DYMO's CardScan Personal Business Card Scanner
There was once a time when having a business card meant something. It meant that you were important enough to have your supervisor print one for you, or show that you were willing to pay the money to have your own printed out.
In today’s digital era, there are many programs that allow the user to print out his or her business card, but I’m surprised at how dependent on them that we are. Whenever I go to conferences, I am always exchanging business cards. It’s something that we could probably easily do by simply putting our new contact on our mobile phone, yet we almost prefer something paper in this digital era.
Of course, that means that there is a middleman. So whenever I get a business card, I usually throw it into a pile of other cards. It’s usually hard to find them later, and I would prefer getting them Microsoft Outlook or some other card program.
Fortunately, DYMO has created the CardScan Personal, a device that can not only scan business cards, but it knows what to do with the information. Hooking up the device required some of the included software as well as the USB connection, but it soon wanted a business card. I stuck in one the many that I have, and the card was fed through like it was being stuck in a miniature fax machine. I soon had a small scan of the card on a window on my computer.
Of course, a scan of a business card is useless if you cannot access that information later. Fortunately, the CardScan Personal has that covered as well. With special software, the user will have that information on a special program that will be sorted by name, address, company name, and other important contact info.
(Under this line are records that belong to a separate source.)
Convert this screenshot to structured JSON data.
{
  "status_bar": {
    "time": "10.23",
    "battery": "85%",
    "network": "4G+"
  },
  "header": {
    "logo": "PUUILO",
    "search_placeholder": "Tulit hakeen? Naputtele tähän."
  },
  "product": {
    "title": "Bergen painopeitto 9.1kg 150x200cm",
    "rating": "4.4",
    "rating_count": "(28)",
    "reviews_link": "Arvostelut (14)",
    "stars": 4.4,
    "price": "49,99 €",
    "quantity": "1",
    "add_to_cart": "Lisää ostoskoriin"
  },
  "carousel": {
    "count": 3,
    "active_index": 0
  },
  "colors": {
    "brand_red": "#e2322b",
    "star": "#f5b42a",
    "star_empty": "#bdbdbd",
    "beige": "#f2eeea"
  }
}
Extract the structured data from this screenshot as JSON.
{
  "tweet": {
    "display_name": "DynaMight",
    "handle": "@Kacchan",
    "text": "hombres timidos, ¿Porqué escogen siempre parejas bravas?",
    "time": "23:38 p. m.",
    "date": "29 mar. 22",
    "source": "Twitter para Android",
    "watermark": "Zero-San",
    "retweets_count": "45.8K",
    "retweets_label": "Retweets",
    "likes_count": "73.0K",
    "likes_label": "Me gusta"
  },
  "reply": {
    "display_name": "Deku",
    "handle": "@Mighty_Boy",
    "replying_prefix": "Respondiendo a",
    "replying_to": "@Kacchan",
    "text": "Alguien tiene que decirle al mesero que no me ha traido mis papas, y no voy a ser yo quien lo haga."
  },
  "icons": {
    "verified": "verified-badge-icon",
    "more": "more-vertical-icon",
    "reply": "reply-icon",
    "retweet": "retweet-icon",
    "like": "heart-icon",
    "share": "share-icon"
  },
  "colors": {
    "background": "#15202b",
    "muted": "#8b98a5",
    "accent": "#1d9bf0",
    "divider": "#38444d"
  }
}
With all the other cards scanned, I finally had a way to look up all my important contacts on a digital record. Granted, it wasn’t always perfect. There were times where the scanner did not understand the info, and there were times were it mixed up the company name with person’s title, for example. However, these errors, if corrected right away, do not take long to change.
Of course, the information from these cards were on a program that came with the CardScan Personal, but I wanted them on something that could be transferred to another computer.
In other words, I wanted them on Microsoft Outlook. Fortunately, the software came with a way to convert and transfer them to Outlook, and they are on the contact list. I had a difficult time getting those contacts into that database at first, but I eventually figured out how to do it, and it was worth it to finally have all those pesky business cards in an easy format.
You should be able to get the CardScan Personal for about $159.99.